Efficient Quasi-Two-Dimensional Model for Water Hammer Problems

Abstract

Quasi-two-dimensional models for turbulent flows in water hammer are necessary for advancing the understanding of flow behavior in pipe transient; conducting detailed investigation of the fate of transient-induced contamination; and validating one-dimensional water hammer models. An existing quasi-two dimensional numerical model for turbulent water hammer flows has the attributes of being robust, consistent with the physics of wave motion and turbulent diffusion, and free from the inconsistency associated with the enforcement of the no slip condition while neglecting the radial velocity at boundary elements, such as valves and reservoirs. However, this scheme is computationally intensive making it unsuitable for practical pipe systems or for conducting numerical experiments. This paper addresses the efficiency and stability of this existing scheme. In particular, algebraic manipulations show that the original scheme can be decoupled into two tridiagonal systems, one for piezometric head and radial flux and another for axial velocity.
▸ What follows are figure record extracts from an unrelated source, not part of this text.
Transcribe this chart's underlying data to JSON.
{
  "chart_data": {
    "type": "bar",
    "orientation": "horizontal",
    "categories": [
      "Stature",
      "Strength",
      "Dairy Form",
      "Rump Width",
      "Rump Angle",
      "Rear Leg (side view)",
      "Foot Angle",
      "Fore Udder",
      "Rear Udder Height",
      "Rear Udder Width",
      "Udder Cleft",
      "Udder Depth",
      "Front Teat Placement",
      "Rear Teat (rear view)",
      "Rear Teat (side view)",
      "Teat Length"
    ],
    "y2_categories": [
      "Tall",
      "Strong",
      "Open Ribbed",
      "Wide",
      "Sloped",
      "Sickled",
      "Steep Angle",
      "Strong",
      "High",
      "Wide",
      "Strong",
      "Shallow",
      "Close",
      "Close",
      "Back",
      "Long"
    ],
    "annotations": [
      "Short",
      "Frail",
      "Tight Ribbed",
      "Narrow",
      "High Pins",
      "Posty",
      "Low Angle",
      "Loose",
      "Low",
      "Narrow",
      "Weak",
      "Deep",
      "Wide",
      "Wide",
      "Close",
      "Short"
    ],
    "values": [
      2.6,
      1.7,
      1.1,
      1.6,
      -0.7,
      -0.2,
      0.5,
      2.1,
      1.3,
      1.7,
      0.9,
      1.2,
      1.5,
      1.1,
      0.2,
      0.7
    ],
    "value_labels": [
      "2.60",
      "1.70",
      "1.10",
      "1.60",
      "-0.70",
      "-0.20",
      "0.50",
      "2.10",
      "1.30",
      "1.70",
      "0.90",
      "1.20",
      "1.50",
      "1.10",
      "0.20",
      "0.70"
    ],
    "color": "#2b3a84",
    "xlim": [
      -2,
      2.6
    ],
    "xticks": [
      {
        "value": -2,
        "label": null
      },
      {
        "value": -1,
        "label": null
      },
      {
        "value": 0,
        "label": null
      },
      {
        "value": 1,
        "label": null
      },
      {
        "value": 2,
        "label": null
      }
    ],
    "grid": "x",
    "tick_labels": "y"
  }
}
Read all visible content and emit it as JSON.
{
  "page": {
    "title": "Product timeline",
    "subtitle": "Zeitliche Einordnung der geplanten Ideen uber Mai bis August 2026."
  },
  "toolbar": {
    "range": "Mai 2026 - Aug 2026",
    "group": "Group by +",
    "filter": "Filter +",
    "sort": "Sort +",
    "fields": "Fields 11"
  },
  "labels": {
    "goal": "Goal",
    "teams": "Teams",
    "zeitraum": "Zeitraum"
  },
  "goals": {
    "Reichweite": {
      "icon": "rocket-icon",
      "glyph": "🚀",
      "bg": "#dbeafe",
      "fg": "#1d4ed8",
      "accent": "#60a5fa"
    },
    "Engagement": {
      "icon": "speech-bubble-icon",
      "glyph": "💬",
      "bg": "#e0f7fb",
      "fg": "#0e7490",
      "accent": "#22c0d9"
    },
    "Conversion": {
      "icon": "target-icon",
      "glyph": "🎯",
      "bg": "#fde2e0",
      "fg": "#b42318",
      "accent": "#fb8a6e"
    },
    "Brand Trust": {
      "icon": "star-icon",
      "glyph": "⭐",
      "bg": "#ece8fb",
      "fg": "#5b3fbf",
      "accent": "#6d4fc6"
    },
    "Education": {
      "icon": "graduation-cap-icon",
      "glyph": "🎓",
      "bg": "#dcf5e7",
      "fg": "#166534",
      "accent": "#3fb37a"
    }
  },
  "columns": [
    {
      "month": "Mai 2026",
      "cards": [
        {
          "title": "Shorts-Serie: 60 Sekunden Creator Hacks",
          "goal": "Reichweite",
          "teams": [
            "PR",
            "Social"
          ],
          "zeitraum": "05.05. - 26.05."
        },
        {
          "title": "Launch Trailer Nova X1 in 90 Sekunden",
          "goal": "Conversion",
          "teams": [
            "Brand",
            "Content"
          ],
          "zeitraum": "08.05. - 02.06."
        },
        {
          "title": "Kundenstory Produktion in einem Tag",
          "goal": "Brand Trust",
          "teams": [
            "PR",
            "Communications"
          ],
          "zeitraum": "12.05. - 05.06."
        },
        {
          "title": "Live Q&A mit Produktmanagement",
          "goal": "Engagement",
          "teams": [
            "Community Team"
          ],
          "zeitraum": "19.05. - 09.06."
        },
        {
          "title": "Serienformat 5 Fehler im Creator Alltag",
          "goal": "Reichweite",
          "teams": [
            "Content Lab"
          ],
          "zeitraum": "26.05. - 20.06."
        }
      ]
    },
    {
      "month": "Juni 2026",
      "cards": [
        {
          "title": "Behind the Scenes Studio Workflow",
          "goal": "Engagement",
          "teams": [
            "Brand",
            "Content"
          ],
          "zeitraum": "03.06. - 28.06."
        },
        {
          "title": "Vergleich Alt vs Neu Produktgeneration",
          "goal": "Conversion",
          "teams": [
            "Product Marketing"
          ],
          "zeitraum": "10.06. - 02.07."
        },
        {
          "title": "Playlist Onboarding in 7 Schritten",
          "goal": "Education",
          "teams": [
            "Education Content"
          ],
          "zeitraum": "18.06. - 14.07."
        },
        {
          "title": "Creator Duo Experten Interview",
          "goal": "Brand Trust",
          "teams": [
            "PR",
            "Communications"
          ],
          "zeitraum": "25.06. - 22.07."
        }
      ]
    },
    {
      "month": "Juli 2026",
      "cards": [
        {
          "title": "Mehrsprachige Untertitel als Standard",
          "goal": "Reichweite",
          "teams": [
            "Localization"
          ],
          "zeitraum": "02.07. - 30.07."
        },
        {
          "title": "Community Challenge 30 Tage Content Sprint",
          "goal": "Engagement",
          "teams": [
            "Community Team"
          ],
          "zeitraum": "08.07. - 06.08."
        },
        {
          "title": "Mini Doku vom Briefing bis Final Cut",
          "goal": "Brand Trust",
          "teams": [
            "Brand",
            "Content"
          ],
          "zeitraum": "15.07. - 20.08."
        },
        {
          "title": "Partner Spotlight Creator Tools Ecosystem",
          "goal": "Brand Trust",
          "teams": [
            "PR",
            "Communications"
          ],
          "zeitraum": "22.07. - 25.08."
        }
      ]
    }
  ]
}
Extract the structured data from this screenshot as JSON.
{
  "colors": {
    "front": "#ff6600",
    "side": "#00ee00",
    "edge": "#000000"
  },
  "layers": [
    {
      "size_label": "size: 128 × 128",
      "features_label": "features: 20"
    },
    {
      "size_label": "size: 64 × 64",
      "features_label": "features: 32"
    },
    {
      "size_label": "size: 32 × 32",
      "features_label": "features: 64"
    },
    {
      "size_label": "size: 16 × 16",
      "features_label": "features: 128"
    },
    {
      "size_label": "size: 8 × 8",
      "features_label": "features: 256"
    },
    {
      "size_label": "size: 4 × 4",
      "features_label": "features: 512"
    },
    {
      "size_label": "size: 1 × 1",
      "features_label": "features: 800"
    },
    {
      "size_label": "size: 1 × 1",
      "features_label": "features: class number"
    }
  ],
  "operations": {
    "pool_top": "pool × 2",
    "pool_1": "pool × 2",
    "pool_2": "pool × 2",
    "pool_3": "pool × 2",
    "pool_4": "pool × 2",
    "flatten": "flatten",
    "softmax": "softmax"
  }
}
This decoupling is the reason for the high efficiency of the modified scheme. The original and proposed schemes are applied to a pipe–reservoir–valve system. It is found that, for the same spatial and temporal discretization, both schemes are of equal accuracy. However, significant saving in computer execution time is achieved by using the modified scheme. Application of the modified scheme to pipes of realistic dimensions and wavespeeds (length 35.2 km, diameter 200 mm, and wave speed 1000 m/s) takes only a few minutes to execute. This small execution time requirement makes the current quasi-two-dimensional model suitable for application to practical water hammer problems. The stability domain of the proposed scheme is established using the Von Neumann method.